CONSULTATION CITOYENNE PREALABLE A LA MODIFICATION DU PRAS

1. CONTEXTE

Le PRAS est composé de cartes qui localisent les affectations (logement, bureaux, services ,…), ainsi que de prescriptions littérales reprenant ce qui est permis ou pas pour ces différentes affectations. Le PRAS se situe au sommet de la hiérarchie des plans réglementaires régissant le développement territorial : il a force obligatoire tant pour les autorités que les particuliers.

En vigueur depuis 2001, le PRAS actuel n’a fait l’objet que de modifications partielles, dont la tant contestée suppression de l’inscription du parking Droh !me en zone forestière. Il doit aujourd’hui tenir compte et anticiper les évolutions sociales et environnementales en cours et à venir. Il doit aussi intégrer les réformes successives du CoBAT (Code Bruxellois de l’Aménagement du Territoire) et les autres nouvelles réglementations (projet de RRU, plan Good-Move, GIEP, Plan Nature, Ordonnance Nature, Carte du maillage écologique, carte d’évaluation biologique …). Il s’agira aussi de maitriser la possibilité ouverte par les PAD (Plan d’Aménagement directeur) d’autoriser des dérogations au PRAS, sous le couvert d’une vision intégrée des particularités locales des zones couvertes par ces PAD.
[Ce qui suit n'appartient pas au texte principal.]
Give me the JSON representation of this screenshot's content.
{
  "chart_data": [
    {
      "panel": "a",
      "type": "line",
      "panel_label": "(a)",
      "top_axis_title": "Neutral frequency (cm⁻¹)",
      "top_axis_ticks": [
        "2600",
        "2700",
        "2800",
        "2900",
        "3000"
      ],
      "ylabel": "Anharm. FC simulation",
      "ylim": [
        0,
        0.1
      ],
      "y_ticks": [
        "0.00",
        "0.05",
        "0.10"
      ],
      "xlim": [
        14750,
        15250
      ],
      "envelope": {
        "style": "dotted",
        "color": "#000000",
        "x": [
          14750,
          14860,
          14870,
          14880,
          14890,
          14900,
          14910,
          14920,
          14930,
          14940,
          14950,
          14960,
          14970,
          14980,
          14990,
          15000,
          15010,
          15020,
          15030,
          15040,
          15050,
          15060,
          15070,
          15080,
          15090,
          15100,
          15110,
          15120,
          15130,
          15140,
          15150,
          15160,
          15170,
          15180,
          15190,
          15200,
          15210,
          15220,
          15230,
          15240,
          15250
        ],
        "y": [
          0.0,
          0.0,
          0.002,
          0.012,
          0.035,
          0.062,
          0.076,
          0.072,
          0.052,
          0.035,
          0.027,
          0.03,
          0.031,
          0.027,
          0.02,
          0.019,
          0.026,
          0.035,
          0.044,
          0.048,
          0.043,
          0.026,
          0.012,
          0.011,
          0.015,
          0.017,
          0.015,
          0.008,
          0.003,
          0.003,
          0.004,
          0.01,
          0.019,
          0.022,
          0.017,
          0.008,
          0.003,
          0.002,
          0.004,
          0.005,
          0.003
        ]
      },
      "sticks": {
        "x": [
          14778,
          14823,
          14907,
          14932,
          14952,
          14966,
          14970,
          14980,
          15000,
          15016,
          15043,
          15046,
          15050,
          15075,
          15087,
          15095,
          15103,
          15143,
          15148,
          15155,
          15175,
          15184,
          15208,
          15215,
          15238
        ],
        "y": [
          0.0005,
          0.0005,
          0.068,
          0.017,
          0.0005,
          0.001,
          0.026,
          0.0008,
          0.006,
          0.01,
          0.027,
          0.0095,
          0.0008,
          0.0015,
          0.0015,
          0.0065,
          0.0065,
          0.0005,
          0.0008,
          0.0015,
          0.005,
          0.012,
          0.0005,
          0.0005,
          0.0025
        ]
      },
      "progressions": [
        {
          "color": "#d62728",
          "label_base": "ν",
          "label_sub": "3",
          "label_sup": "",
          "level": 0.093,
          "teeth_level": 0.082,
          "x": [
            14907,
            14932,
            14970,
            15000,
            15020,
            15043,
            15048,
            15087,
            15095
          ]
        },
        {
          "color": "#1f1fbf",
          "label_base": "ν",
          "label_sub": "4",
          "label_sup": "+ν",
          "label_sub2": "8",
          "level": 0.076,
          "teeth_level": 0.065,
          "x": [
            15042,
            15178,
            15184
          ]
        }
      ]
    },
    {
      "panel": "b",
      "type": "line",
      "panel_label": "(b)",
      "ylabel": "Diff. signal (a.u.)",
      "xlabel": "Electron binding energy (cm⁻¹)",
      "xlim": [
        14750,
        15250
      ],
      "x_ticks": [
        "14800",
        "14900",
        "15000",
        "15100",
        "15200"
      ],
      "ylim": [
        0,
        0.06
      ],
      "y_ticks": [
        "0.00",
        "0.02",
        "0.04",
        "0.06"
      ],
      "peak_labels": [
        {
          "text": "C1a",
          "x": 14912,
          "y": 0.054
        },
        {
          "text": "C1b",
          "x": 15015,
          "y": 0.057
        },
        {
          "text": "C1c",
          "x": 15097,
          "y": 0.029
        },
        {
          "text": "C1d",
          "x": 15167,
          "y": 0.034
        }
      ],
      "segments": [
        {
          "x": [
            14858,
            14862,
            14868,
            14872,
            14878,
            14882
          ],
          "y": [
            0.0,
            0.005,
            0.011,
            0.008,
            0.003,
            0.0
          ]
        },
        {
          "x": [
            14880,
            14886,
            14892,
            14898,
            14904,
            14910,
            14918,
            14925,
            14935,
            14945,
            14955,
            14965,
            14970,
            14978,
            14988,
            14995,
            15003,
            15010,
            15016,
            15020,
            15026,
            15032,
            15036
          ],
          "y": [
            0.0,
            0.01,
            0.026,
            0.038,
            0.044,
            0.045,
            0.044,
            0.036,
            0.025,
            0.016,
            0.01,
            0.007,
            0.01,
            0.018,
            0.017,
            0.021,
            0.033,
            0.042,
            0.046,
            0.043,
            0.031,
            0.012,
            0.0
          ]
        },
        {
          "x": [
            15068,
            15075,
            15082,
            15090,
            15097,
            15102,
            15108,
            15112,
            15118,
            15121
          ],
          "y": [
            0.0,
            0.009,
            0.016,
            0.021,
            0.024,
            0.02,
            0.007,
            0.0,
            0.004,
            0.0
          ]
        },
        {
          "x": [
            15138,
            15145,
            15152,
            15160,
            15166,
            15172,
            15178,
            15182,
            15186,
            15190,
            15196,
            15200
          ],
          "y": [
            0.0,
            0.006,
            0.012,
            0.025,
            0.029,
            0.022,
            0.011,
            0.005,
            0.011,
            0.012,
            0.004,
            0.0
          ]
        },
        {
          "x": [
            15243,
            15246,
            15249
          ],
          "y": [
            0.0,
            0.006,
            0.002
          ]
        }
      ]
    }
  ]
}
Par ailleurs, le PRAS démographique a introduit, en 2013, une notion d’urgence de construction de logement dans quasi toutes les zones pour faire face à un fort accroissement de la population qui s’est avéré non fondé, et n’a pas tenu compte des incidences de cet accroissement pour les autres fonctions qui sont en déficit aujourd’hui.

Le Gouvernement bruxellois a confié à Perspective (avec l’assistance de ERU et BUUR/ SWECO), la mission de modification et a identifié 5 axes à traiter  ;
• Clarifier les équilibres de fonctions dans les zones mixtes ;
• Traduire les objectifs du Plan régional de mobilité (PRM) ;
• Analyser la faisabilité juridique d’insérer des zones à densifier ou à dédensifier ;
• Préserver des sites de haute valeur biologique qui concourent au maillage vert ;
• Offrir un cadre à l’agriculture urbaine.

Le PRAS reste ancré dans le projet de ville porté par le PRDD : le processus de modification « Share The City » aborde toutes les priorités : climat, biodiversité, équilibre sociétal, inclusivité, bon usage du sol… Deux phases préalables sont en cours :
• l’actualisation de la situation existante de fait (recensement des affectations actuelles de l’ensembles des parcelles de la région)
• et le diagnostic ( identification des évolutions que le territoire a connu et leur impact sur l’équilibre entre les fonctions => forces et faiblesses de la situation existante , pour en déduire les grands enjeux et les objectifs auxquels le nouveau PRAS devra répondre

Les étapes à venir (2024 et au cours de la législature suivante) sont  :
• l’identification des grandes intentions et possibilités de modification du PRAS  ;
• les propositions concrètes de modification du PRAS  ;
• le projet de PRAS qui sera soumis au Gouvernement et à enquête publique  ;
• et finalement, le nouveau PRAS.

2. AVIS PREALABLE DE L’ACQU

Avant d’aborder les 5 axes repris ci-dessus par le Gouvernement, il nous semble opportun de prendre un peu de recul et d’identifier les grands enjeux qui doivent transcender ces lignes d’actions, et notamment :

2.1 Densité
Elle doit rester à taille humaine et réfléchie dans des zones de la ville aptes à l’accueillir. Et notamment en référence à la hiérarchie des nœuds/pôles de transport publics identifiés dans le projet de PRDD :
• Nœuds d’accessibilité excellente : croisement IC/IR – RER et Métro (ex. gare centrale)
• Nœuds de très bonne accessibilité : croisement 2 RER ou 2 Métros (ex. Arts-Loi)
• Nœuds de bonne accessibilité : croisement 1 RER ou 1 Métro et Tram (ex.Calevoet)
• Nœuds d’accessibilité moyenne:1 RER ou 1 Metro, ou croisement tram/bus(ex. St Job)
• Nœuds d’accessibilité faible :1tram ou 1bus (beaucoup d’exemples dans la ville)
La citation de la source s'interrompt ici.